Padahal, di sini banyak potensi alam dan keindahan alam yang wajib dikunjungi, dilihat, serta dinikmati oleh para treveler. Salah satu tempat yang direkomendasikan untuk dikunjungi adalah Pantai Menganti.
Pantai Menganti berada di Kecamatan Ayah, Kab Kebumen, Jateng. Lebih tepatnya lagi, pantai ini berada di barat daya Kecamatan Gombong atau sekitar 30 sampai 50 menit perjalanan bila menggunakan sepeda motor.

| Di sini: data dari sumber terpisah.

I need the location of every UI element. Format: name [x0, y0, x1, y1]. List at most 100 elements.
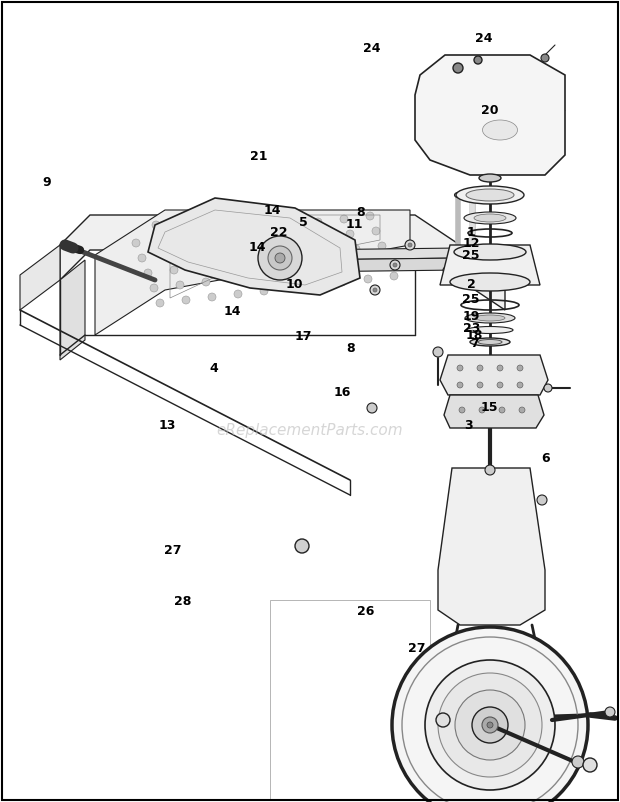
Text: 24: 24 [363, 42, 381, 55]
Circle shape [170, 266, 178, 274]
Circle shape [222, 260, 230, 268]
Text: 14: 14 [264, 204, 281, 217]
Circle shape [366, 212, 374, 220]
Text: 1: 1 [467, 226, 476, 239]
Ellipse shape [468, 192, 476, 198]
Circle shape [352, 245, 360, 253]
Text: 25: 25 [463, 293, 480, 306]
Circle shape [248, 257, 256, 265]
Circle shape [210, 230, 218, 238]
Circle shape [295, 539, 309, 553]
Circle shape [274, 254, 282, 262]
Ellipse shape [443, 266, 457, 274]
Circle shape [288, 221, 296, 229]
Circle shape [479, 407, 485, 413]
Circle shape [433, 347, 443, 357]
Text: 12: 12 [463, 237, 480, 249]
Circle shape [258, 236, 302, 280]
Circle shape [537, 495, 547, 505]
Circle shape [605, 707, 615, 717]
Ellipse shape [475, 315, 505, 321]
Text: eReplacementParts.com: eReplacementParts.com [216, 423, 404, 438]
Circle shape [326, 248, 334, 256]
Circle shape [176, 281, 184, 289]
Circle shape [152, 221, 160, 229]
Circle shape [372, 227, 380, 235]
Circle shape [408, 243, 412, 247]
Text: 4: 4 [210, 363, 218, 375]
Text: 16: 16 [334, 387, 351, 399]
Circle shape [517, 382, 523, 388]
Ellipse shape [464, 212, 516, 224]
Circle shape [216, 245, 224, 253]
Circle shape [474, 56, 482, 64]
Text: 27: 27 [164, 544, 181, 557]
Circle shape [393, 263, 397, 267]
Circle shape [487, 722, 493, 728]
Circle shape [497, 365, 503, 371]
Ellipse shape [454, 244, 526, 260]
Circle shape [340, 215, 348, 223]
Circle shape [204, 215, 212, 223]
Polygon shape [295, 248, 460, 260]
Circle shape [338, 278, 346, 286]
Circle shape [519, 407, 525, 413]
Ellipse shape [470, 338, 510, 346]
Text: 26: 26 [357, 605, 374, 618]
Text: 10: 10 [286, 278, 303, 291]
Polygon shape [60, 215, 505, 310]
Polygon shape [95, 210, 410, 335]
Circle shape [370, 285, 380, 295]
Polygon shape [440, 355, 548, 395]
Circle shape [286, 284, 294, 292]
Circle shape [497, 382, 503, 388]
Circle shape [390, 272, 398, 280]
Text: 24: 24 [475, 32, 492, 45]
Ellipse shape [478, 339, 502, 345]
Text: 8: 8 [356, 206, 365, 219]
Text: 6: 6 [541, 452, 550, 465]
Circle shape [132, 239, 140, 247]
Circle shape [150, 284, 158, 292]
Ellipse shape [468, 252, 476, 258]
Circle shape [320, 233, 328, 241]
Circle shape [572, 756, 584, 768]
Text: 13: 13 [159, 419, 176, 431]
Polygon shape [295, 258, 460, 272]
Circle shape [455, 690, 525, 760]
Circle shape [268, 246, 292, 270]
Circle shape [312, 281, 320, 289]
Polygon shape [440, 245, 540, 285]
Circle shape [228, 275, 236, 283]
Circle shape [254, 272, 262, 280]
Text: 27: 27 [408, 642, 425, 654]
Circle shape [457, 382, 463, 388]
Polygon shape [444, 395, 544, 428]
Circle shape [164, 251, 172, 259]
Circle shape [358, 260, 366, 268]
Circle shape [583, 758, 597, 772]
Circle shape [405, 240, 415, 250]
Circle shape [184, 233, 192, 241]
Polygon shape [60, 260, 85, 360]
Circle shape [280, 269, 288, 277]
Text: 14: 14 [224, 305, 241, 318]
Circle shape [373, 288, 377, 292]
Circle shape [182, 296, 190, 304]
Polygon shape [415, 55, 565, 175]
Ellipse shape [456, 186, 524, 204]
Circle shape [242, 242, 250, 250]
Polygon shape [148, 198, 360, 295]
Circle shape [262, 224, 270, 232]
Circle shape [390, 260, 400, 270]
Circle shape [541, 54, 549, 62]
Circle shape [392, 627, 588, 802]
Text: 20: 20 [481, 104, 498, 117]
Circle shape [314, 218, 322, 226]
Ellipse shape [479, 174, 501, 182]
Circle shape [294, 236, 302, 244]
Circle shape [178, 218, 186, 226]
Circle shape [438, 673, 542, 777]
Circle shape [202, 278, 210, 286]
Circle shape [158, 236, 166, 244]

Pantai berpasir putih yang terletak di balik bukit ini menawarkan pemandangan alam yang sangat indah. Pantai ini berbentuk teluk, dihiasi dengan kombinasi pasir putih, batuan karang, serta ombak yang tak terlalu besar seperti pantai di selatan Jawa pada umumnya.
Dengan tiket masuk seharga Rp 2.500, Anda sudah dapat menikmati keindahan pantai ini. Di pantai itu juga ada tempat pelelangan ikan. Bila Anda ingin membeli ikan, bisa membeli di situ, langsung dari nelayan dengan harga yang sangat terjangkau. Serunya lagi, bila naik bukit di sebelah timur pantai itu, Anda dapat melihat pantai di sebelahnya yang masih belum tersentuh.
Akses menuju Pantai Menganti masih terbilang cukup susah. Bukan hanya disebabkan oleh medan yang terjal dan berliku, tak ada kendaraan umum yang mengarah ke sana. Jadi bila Anda ingin berkunjung ke pantai itu, bisa memanfaatkan jasa tukang ojek. Namun, bila Anda menggunakan mobil pribadi disarankan untuk berhati-hati karena lebar jalannya hanya sekitar 4 sampai 5 meter saja.
Poin pertama untuk menuju Pantai Menganti, bila belum mengetahui daerah Kebumen, Anda harus menuju ke Gombong terlebih dahulu. Tapi, bila menggunakan kereta Anda bisa turun di Stasiun Gombong.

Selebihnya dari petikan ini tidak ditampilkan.